With pilot projects along four metro corridors and another pilot project near Karkardooma getting in-principal approval for the first phase of transit-oriented development (TOD), the UTTIPEC (Unified Traffic and Transportation Infrastructure (Planning and Engineering) Centre) on Thursday kick-started its efforts to develop a vision and strategy to ensure successful implementation of its ambitious plans for a mass-rapid transport system in the Capital.

The UTTIPEC, which is a division of the Delhi Development Authority, will conduct at least 25 workshops in the months ahead focusing on the metro corridors between Chattarpur to Arjangarh and Peeragarhi to Teekri Kalan.
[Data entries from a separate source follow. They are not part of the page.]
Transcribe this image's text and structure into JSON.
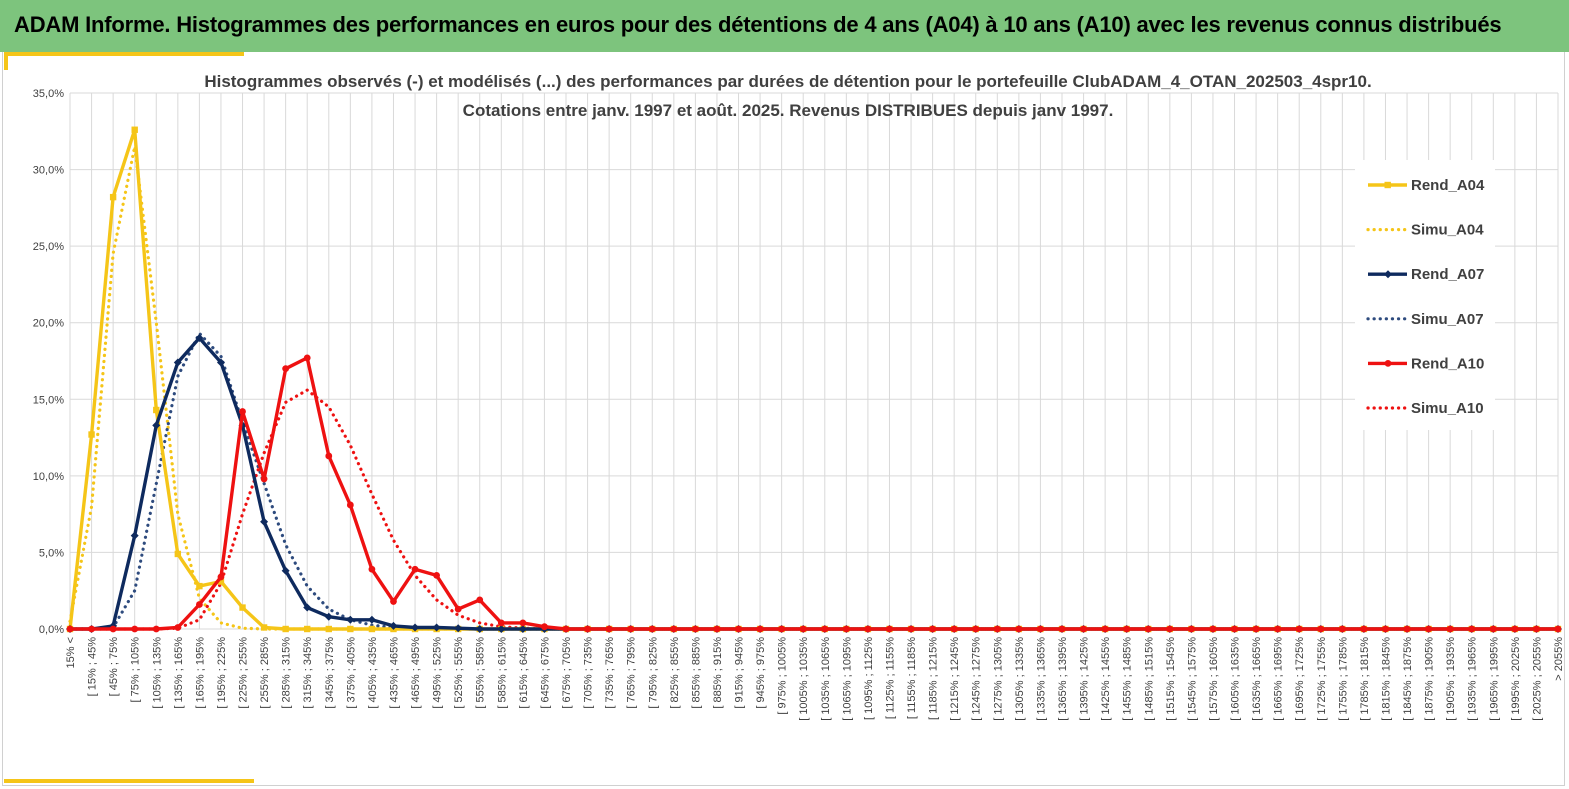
{
  "header": {
    "title": "ADAM Informe. Histogrammes des performances en euros pour des détentions de 4 ans (A04) à 10 ans (A10) avec les revenus connus distribués"
  },
  "colors": {
    "banner": "#7dc47d",
    "accent": "#f5c518",
    "A04": "#f5c518",
    "A07": "#0e2a5e",
    "A07_simu": "#2e4b7e",
    "A10": "#ee1111",
    "grid": "#d9d9d9"
  },
  "chart_data": {
    "type": "line",
    "title_line1": "Histogrammes observés (-) et modélisés (...) des performances par durées de détention pour le portefeuille ClubADAM_4_OTAN_202503_4spr10.",
    "title_line2": "Cotations entre janv. 1997 et août. 2025. Revenus DISTRIBUES depuis janv 1997.",
    "ylim": [
      0,
      35
    ],
    "yticks": [
      "0,0%",
      "5,0%",
      "10,0%",
      "15,0%",
      "20,0%",
      "25,0%",
      "30,0%",
      "35,0%"
    ],
    "grid": true,
    "legend_position": "right",
    "categories": [
      "15% <",
      "[ 15% ; 45%",
      "[ 45% ; 75%",
      "[ 75% ; 105%",
      "[ 105% ; 135%",
      "[ 135% ; 165%",
      "[ 165% ; 195%",
      "[ 195% ; 225%",
      "[ 225% ; 255%",
      "[ 255% ; 285%",
      "[ 285% ; 315%",
      "[ 315% ; 345%",
      "[ 345% ; 375%",
      "[ 375% ; 405%",
      "[ 405% ; 435%",
      "[ 435% ; 465%",
      "[ 465% ; 495%",
      "[ 495% ; 525%",
      "[ 525% ; 555%",
      "[ 555% ; 585%",
      "[ 585% ; 615%",
      "[ 615% ; 645%",
      "[ 645% ; 675%",
      "[ 675% ; 705%",
      "[ 705% ; 735%",
      "[ 735% ; 765%",
      "[ 765% ; 795%",
      "[ 795% ; 825%",
      "[ 825% ; 855%",
      "[ 855% ; 885%",
      "[ 885% ; 915%",
      "[ 915% ; 945%",
      "[ 945% ; 975%",
      "[ 975% ; 1005%",
      "[ 1005% ; 1035%",
      "[ 1035% ; 1065%",
      "[ 1065% ; 1095%",
      "[ 1095% ; 1125%",
      "[ 1125% ; 1155%",
      "[ 1155% ; 1185%",
      "[ 1185% ; 1215%",
      "[ 1215% ; 1245%",
      "[ 1245% ; 1275%",
      "[ 1275% ; 1305%",
      "[ 1305% ; 1335%",
      "[ 1335% ; 1365%",
      "[ 1365% ; 1395%",
      "[ 1395% ; 1425%",
      "[ 1425% ; 1455%",
      "[ 1455% ; 1485%",
      "[ 1485% ; 1515%",
      "[ 1515% ; 1545%",
      "[ 1545% ; 1575%",
      "[ 1575% ; 1605%",
      "[ 1605% ; 1635%",
      "[ 1635% ; 1665%",
      "[ 1665% ; 1695%",
      "[ 1695% ; 1725%",
      "[ 1725% ; 1755%",
      "[ 1755% ; 1785%",
      "[ 1785% ; 1815%",
      "[ 1815% ; 1845%",
      "[ 1845% ; 1875%",
      "[ 1875% ; 1905%",
      "[ 1905% ; 1935%",
      "[ 1935% ; 1965%",
      "[ 1965% ; 1995%",
      "[ 1995% ; 2025%",
      "[ 2025% ; 2055%",
      "> 2055%"
    ],
    "series": [
      {
        "name": "Rend_A04",
        "style": "solid",
        "marker": "square",
        "color": "#f5c518",
        "values": [
          0,
          12.7,
          28.2,
          32.6,
          14.3,
          4.9,
          2.8,
          3.1,
          1.4,
          0.1,
          0,
          0,
          0,
          0,
          0,
          0,
          0,
          0,
          0,
          0,
          0,
          0,
          0,
          0,
          0,
          0,
          0,
          0,
          0,
          0,
          0,
          0,
          0,
          0,
          0,
          0,
          0,
          0,
          0,
          0,
          0,
          0,
          0,
          0,
          0,
          0,
          0,
          0,
          0,
          0,
          0,
          0,
          0,
          0,
          0,
          0,
          0,
          0,
          0,
          0,
          0,
          0,
          0,
          0,
          0,
          0,
          0,
          0,
          0,
          0
        ]
      },
      {
        "name": "Simu_A04",
        "style": "dotted",
        "color": "#f5c518",
        "values": [
          0.5,
          8.0,
          24.5,
          31.5,
          20.0,
          7.5,
          2.0,
          0.4,
          0.05,
          0,
          0,
          0,
          0,
          0,
          0,
          0,
          0,
          0,
          0,
          0,
          0,
          0,
          0,
          0,
          0,
          0,
          0,
          0,
          0,
          0,
          0,
          0,
          0,
          0,
          0,
          0,
          0,
          0,
          0,
          0,
          0,
          0,
          0,
          0,
          0,
          0,
          0,
          0,
          0,
          0,
          0,
          0,
          0,
          0,
          0,
          0,
          0,
          0,
          0,
          0,
          0,
          0,
          0,
          0,
          0,
          0,
          0,
          0,
          0,
          0
        ]
      },
      {
        "name": "Rend_A07",
        "style": "solid",
        "marker": "diamond",
        "color": "#0e2a5e",
        "values": [
          0,
          0,
          0.2,
          6.1,
          13.3,
          17.4,
          19.0,
          17.4,
          13.3,
          7.0,
          3.8,
          1.4,
          0.8,
          0.6,
          0.6,
          0.2,
          0.1,
          0.1,
          0.05,
          0,
          0,
          0,
          0,
          0,
          0,
          0,
          0,
          0,
          0,
          0,
          0,
          0,
          0,
          0,
          0,
          0,
          0,
          0,
          0,
          0,
          0,
          0,
          0,
          0,
          0,
          0,
          0,
          0,
          0,
          0,
          0,
          0,
          0,
          0,
          0,
          0,
          0,
          0,
          0,
          0,
          0,
          0,
          0,
          0,
          0,
          0,
          0,
          0,
          0,
          0
        ]
      },
      {
        "name": "Simu_A07",
        "style": "dotted",
        "color": "#2e4b7e",
        "values": [
          0,
          0,
          0.1,
          2.5,
          9.5,
          16.5,
          19.3,
          17.8,
          13.5,
          9.5,
          5.5,
          2.8,
          1.3,
          0.6,
          0.25,
          0.1,
          0.05,
          0,
          0,
          0,
          0,
          0,
          0,
          0,
          0,
          0,
          0,
          0,
          0,
          0,
          0,
          0,
          0,
          0,
          0,
          0,
          0,
          0,
          0,
          0,
          0,
          0,
          0,
          0,
          0,
          0,
          0,
          0,
          0,
          0,
          0,
          0,
          0,
          0,
          0,
          0,
          0,
          0,
          0,
          0,
          0,
          0,
          0,
          0,
          0,
          0,
          0,
          0,
          0,
          0
        ]
      },
      {
        "name": "Rend_A10",
        "style": "solid",
        "marker": "circle",
        "color": "#ee1111",
        "values": [
          0,
          0,
          0,
          0,
          0,
          0.1,
          1.6,
          3.4,
          14.2,
          9.8,
          17.0,
          17.7,
          11.3,
          8.1,
          3.9,
          1.8,
          3.9,
          3.5,
          1.3,
          1.9,
          0.4,
          0.4,
          0.15,
          0,
          0,
          0,
          0,
          0,
          0,
          0,
          0,
          0,
          0,
          0,
          0,
          0,
          0,
          0,
          0,
          0,
          0,
          0,
          0,
          0,
          0,
          0,
          0,
          0,
          0,
          0,
          0,
          0,
          0,
          0,
          0,
          0,
          0,
          0,
          0,
          0,
          0,
          0,
          0,
          0,
          0,
          0,
          0,
          0,
          0,
          0
        ]
      },
      {
        "name": "Simu_A10",
        "style": "dotted",
        "color": "#ee1111",
        "values": [
          0,
          0,
          0,
          0,
          0,
          0.05,
          0.6,
          3.0,
          7.5,
          11.5,
          14.8,
          15.6,
          14.5,
          12.0,
          8.8,
          5.8,
          3.5,
          1.9,
          0.9,
          0.4,
          0.15,
          0.05,
          0,
          0,
          0,
          0,
          0,
          0,
          0,
          0,
          0,
          0,
          0,
          0,
          0,
          0,
          0,
          0,
          0,
          0,
          0,
          0,
          0,
          0,
          0,
          0,
          0,
          0,
          0,
          0,
          0,
          0,
          0,
          0,
          0,
          0,
          0,
          0,
          0,
          0,
          0,
          0,
          0,
          0,
          0,
          0,
          0,
          0,
          0,
          0
        ]
      }
    ]
  }
}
The workshops will aim to raise awareness about the TOD policy and incorporate the concerns that various stakeholders like the DMRC, DTC, private transporters, road-owning agencies, private developers, NGOs, RWAs and other experts are bound to have about the system.
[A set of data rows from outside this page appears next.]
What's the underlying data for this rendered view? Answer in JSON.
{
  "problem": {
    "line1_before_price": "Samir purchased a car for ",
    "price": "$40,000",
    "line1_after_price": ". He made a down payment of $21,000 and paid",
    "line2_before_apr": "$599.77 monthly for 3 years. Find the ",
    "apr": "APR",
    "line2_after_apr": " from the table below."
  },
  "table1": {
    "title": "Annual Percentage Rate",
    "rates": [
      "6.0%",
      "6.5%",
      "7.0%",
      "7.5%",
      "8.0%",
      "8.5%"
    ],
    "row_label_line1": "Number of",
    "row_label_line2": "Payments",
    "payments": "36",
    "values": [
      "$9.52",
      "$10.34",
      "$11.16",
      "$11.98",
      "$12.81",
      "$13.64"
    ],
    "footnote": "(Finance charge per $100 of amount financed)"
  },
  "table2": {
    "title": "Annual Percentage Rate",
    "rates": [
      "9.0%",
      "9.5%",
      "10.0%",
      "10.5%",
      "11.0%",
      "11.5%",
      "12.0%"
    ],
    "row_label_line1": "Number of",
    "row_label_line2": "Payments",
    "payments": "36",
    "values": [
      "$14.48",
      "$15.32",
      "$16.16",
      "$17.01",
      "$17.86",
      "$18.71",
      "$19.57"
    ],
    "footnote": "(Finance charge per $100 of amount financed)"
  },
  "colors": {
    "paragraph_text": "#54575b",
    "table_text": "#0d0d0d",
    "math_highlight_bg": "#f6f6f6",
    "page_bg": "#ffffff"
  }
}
In presentations made on Thursday, UTTIPEC planners emphasised that the TOD system would hinge on building a transport system friendly to walkers, cyclists and women, and would make public transport the first choice of travel for all sections of society.
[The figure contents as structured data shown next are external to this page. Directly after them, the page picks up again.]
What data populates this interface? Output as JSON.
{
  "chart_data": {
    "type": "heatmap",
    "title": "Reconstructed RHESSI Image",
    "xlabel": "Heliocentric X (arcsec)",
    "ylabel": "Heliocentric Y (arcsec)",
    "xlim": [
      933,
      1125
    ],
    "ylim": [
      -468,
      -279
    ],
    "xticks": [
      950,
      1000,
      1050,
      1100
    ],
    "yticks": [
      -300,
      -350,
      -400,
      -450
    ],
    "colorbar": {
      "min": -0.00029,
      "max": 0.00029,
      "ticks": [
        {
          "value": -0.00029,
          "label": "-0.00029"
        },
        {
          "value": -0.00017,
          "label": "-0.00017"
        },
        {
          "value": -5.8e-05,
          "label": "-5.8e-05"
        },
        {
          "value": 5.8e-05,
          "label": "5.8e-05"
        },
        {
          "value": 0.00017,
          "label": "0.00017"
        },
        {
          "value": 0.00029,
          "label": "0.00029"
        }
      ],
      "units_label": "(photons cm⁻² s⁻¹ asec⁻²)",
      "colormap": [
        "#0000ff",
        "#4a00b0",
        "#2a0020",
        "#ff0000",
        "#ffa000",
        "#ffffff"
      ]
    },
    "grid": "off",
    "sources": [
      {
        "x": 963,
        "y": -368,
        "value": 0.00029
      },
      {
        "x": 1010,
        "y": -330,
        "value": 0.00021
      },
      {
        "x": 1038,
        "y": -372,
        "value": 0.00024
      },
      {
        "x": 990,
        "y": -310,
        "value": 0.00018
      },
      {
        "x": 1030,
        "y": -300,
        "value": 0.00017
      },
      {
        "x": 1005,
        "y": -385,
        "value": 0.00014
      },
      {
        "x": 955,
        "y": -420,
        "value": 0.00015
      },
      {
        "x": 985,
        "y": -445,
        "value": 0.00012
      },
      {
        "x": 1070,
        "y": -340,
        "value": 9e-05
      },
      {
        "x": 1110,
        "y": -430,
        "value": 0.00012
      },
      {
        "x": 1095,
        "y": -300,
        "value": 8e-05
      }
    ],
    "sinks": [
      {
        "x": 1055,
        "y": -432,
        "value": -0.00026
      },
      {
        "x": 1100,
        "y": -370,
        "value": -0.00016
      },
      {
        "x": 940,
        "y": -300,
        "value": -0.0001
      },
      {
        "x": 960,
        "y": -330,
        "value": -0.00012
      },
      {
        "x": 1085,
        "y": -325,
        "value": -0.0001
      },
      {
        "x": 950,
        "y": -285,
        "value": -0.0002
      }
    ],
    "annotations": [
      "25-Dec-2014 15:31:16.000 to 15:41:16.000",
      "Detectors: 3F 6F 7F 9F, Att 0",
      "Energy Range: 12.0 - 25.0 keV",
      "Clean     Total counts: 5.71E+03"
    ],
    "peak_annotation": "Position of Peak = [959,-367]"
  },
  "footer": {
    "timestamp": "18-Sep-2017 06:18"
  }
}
The TOD aims to build mass-rapid transport hubs that will have an inner zone of 300 metres radius called the intense-zone that will give preference to high-density mixed use development, pedestrians and non-motorised transport, and two more concentric zones of 800 metres and 2 km with high-density street network and equitable distribution of road space.

The workshops will develop strategy and plans on nine themes including the visualising of the TOD-based development, economic feasibility and market testing, strategy for sustainable infrastructure, strategy for incentivising redevelopment, strategy for effective parking, transfer of development rights and its implementation, strategy for sustainable transport infrastructure, and a strategy for rolling out the TOD.

A design competition will also be held for selecting models for retrofitting, redevelopment and green-field development that will be exhibited across the city which will then be subjected to extensive testing.

Lieutenant-Governor Tejendra Khanna said the current state of affairs where all streets and roads are being dominated by motorists was not sustainable. “Delhi is facing a severe requirement of highly-professional approach. Right now the plans and concepts are right. If implementing agencies are committed, we can bring a positive transformation to the city.”